Fin de partie climatique : scénarios de changement catastrophique du climat

Article Image - Fin de partie climatique : scénarios de changement catastrophique du climat

Feu dans la forêt nationale de Bitterroot en 2000 (Montana). Crédit photographie : John McColgan.

Après plusieurs décennies de recherches scientifiques, de nombreuses incertitudes entourent encore la question du dérèglement climatique. Si la réalité de ce dérèglement et son origine anthropique ne font guère de doute, certaines des conséquences qui pourraient découler des bouleversements en cours ne peuvent pour l’instant être prévues avec exactitude.

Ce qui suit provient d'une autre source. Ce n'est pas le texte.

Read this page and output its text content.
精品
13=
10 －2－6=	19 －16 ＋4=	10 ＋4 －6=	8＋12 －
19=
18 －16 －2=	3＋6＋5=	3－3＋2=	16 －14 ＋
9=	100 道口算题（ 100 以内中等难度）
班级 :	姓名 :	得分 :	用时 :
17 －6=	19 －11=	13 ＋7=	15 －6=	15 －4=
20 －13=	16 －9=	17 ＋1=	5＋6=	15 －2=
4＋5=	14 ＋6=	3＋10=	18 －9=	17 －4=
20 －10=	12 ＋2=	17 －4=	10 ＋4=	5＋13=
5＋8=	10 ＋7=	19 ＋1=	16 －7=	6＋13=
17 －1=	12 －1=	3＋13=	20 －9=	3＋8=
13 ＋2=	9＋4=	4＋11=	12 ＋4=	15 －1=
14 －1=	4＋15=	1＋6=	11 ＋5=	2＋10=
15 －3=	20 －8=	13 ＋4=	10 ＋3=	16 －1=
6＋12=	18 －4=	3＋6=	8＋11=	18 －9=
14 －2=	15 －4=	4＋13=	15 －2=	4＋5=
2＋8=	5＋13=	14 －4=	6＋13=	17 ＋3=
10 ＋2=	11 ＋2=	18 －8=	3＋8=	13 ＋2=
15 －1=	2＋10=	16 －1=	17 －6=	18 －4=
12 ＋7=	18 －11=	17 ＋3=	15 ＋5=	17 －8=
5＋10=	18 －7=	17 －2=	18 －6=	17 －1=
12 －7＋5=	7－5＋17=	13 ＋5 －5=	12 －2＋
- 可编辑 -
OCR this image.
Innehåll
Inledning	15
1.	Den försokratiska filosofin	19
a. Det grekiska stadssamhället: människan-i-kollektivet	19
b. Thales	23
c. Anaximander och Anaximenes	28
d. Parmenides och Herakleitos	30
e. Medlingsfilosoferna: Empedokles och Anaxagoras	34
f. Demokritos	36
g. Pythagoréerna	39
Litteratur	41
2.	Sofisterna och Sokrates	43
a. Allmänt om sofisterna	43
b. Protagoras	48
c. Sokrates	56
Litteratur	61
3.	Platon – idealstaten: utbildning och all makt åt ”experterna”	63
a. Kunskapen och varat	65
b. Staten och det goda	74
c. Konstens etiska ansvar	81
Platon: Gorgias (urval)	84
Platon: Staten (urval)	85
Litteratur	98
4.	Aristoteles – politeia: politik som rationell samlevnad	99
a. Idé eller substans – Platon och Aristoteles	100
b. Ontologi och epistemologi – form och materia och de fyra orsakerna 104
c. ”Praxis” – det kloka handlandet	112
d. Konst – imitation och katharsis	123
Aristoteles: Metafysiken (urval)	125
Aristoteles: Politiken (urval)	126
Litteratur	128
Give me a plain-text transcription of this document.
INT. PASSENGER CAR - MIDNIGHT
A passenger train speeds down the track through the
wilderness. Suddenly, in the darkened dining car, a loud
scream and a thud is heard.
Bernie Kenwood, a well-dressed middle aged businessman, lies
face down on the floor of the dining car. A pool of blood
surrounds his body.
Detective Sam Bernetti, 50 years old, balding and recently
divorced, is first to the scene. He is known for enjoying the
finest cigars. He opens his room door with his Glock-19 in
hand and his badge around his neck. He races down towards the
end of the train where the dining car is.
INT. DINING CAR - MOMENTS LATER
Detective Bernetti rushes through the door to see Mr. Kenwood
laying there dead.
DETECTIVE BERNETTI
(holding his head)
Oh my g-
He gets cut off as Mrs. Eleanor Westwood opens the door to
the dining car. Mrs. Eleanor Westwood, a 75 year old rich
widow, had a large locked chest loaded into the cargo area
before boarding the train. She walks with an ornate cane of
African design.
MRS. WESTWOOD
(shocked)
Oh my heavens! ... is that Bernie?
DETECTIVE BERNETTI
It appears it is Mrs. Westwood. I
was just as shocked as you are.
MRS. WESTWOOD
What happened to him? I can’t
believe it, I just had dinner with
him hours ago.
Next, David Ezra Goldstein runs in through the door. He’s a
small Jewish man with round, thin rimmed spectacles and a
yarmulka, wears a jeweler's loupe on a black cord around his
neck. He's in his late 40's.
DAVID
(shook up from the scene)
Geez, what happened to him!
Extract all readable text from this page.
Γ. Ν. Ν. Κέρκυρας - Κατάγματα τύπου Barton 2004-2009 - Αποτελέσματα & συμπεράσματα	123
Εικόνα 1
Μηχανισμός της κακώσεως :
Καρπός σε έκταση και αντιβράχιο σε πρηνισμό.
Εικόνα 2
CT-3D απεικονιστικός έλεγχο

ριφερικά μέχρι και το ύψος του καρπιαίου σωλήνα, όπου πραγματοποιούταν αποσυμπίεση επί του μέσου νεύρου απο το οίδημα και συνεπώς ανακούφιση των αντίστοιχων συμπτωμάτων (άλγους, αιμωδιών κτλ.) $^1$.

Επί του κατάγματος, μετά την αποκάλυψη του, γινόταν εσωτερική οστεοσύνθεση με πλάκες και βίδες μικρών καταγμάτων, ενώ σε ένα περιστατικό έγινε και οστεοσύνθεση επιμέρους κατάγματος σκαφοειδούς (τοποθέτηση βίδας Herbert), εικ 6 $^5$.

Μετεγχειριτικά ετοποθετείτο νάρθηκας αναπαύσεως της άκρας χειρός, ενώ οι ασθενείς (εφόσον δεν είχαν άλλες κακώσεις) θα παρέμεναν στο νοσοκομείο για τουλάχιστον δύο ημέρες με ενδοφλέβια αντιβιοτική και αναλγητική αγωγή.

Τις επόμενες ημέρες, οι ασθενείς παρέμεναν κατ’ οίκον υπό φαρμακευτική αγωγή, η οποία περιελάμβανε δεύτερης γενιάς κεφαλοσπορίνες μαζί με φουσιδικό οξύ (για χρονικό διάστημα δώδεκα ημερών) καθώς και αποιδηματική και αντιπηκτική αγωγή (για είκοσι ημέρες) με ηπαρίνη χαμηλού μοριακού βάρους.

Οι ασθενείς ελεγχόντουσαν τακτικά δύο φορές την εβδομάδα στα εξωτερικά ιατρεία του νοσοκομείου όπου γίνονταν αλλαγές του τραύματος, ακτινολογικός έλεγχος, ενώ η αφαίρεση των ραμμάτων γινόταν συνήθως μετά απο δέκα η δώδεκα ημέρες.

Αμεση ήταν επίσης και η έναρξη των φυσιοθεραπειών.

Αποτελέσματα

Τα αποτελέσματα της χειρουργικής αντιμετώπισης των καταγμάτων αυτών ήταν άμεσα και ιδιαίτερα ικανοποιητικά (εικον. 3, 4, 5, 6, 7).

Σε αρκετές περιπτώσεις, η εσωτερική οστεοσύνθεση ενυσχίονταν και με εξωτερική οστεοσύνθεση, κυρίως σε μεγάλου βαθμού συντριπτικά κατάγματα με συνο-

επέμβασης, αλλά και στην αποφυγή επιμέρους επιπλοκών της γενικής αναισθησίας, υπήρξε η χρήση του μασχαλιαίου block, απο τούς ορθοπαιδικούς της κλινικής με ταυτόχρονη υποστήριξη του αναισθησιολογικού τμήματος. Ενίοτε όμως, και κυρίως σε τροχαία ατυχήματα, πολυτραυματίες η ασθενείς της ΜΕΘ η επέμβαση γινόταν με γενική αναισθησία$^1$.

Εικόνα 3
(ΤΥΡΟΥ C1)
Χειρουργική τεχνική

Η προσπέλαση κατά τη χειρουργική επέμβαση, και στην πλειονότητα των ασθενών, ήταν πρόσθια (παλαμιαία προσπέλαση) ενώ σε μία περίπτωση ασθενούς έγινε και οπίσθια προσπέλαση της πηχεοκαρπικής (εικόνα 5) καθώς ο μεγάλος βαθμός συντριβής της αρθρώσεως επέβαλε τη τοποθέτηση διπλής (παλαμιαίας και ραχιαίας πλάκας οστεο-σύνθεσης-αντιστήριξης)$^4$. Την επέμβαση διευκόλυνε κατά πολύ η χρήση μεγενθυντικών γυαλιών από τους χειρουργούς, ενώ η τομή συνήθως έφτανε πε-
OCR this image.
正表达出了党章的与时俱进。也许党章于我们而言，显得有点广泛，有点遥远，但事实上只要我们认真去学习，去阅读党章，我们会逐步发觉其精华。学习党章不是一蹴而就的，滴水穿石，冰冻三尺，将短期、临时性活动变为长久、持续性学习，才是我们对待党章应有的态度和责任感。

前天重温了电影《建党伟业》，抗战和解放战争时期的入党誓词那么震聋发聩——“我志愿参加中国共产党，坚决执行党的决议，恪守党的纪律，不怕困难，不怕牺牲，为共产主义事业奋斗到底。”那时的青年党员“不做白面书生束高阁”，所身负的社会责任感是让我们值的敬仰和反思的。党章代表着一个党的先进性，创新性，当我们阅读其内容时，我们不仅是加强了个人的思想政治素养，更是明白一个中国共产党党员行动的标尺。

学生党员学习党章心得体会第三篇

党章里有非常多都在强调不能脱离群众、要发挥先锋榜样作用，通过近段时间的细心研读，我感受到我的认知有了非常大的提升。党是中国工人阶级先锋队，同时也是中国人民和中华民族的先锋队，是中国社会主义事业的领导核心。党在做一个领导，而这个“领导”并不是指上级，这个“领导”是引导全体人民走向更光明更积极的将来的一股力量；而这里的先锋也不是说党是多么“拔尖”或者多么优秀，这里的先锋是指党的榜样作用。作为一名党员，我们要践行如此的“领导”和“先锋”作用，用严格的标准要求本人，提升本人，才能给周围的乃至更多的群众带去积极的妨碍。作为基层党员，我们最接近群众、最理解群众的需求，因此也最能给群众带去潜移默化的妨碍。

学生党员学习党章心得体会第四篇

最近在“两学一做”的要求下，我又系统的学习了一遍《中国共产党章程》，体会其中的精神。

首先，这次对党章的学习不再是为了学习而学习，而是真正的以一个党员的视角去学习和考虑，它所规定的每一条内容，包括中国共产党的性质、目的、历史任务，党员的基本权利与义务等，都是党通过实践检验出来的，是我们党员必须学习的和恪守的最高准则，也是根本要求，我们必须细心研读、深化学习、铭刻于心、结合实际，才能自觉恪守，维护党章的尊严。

Luke Kemp, chercheur à l’Université de Cambridge, et ses collègues s’interrogent ainsi dans un article publié en novembre 2022 au sein de la revue Proceedings of the National Academy of Sciences of the United States of America sur la nécessité de mieux prendre en compte la possibilité d’un dérèglement catastrophique du climat.

Il existe en effet selon les auteurs de nombreux mécanismes par lesquels le dérèglement du climat pourrait entraîner une catastrophe mondiale. Or, trop peu d’estimations quantitatives s’efforcent selon eux d’évaluer les conséquences que pourrait avoir un réchauffement supérieur à 3 °C. Les scénarios de « fin de partie » climatique méritent donc un examen plus attentif, tant dans le champ de la recherche scientifique que dans le domaine de la décision politique.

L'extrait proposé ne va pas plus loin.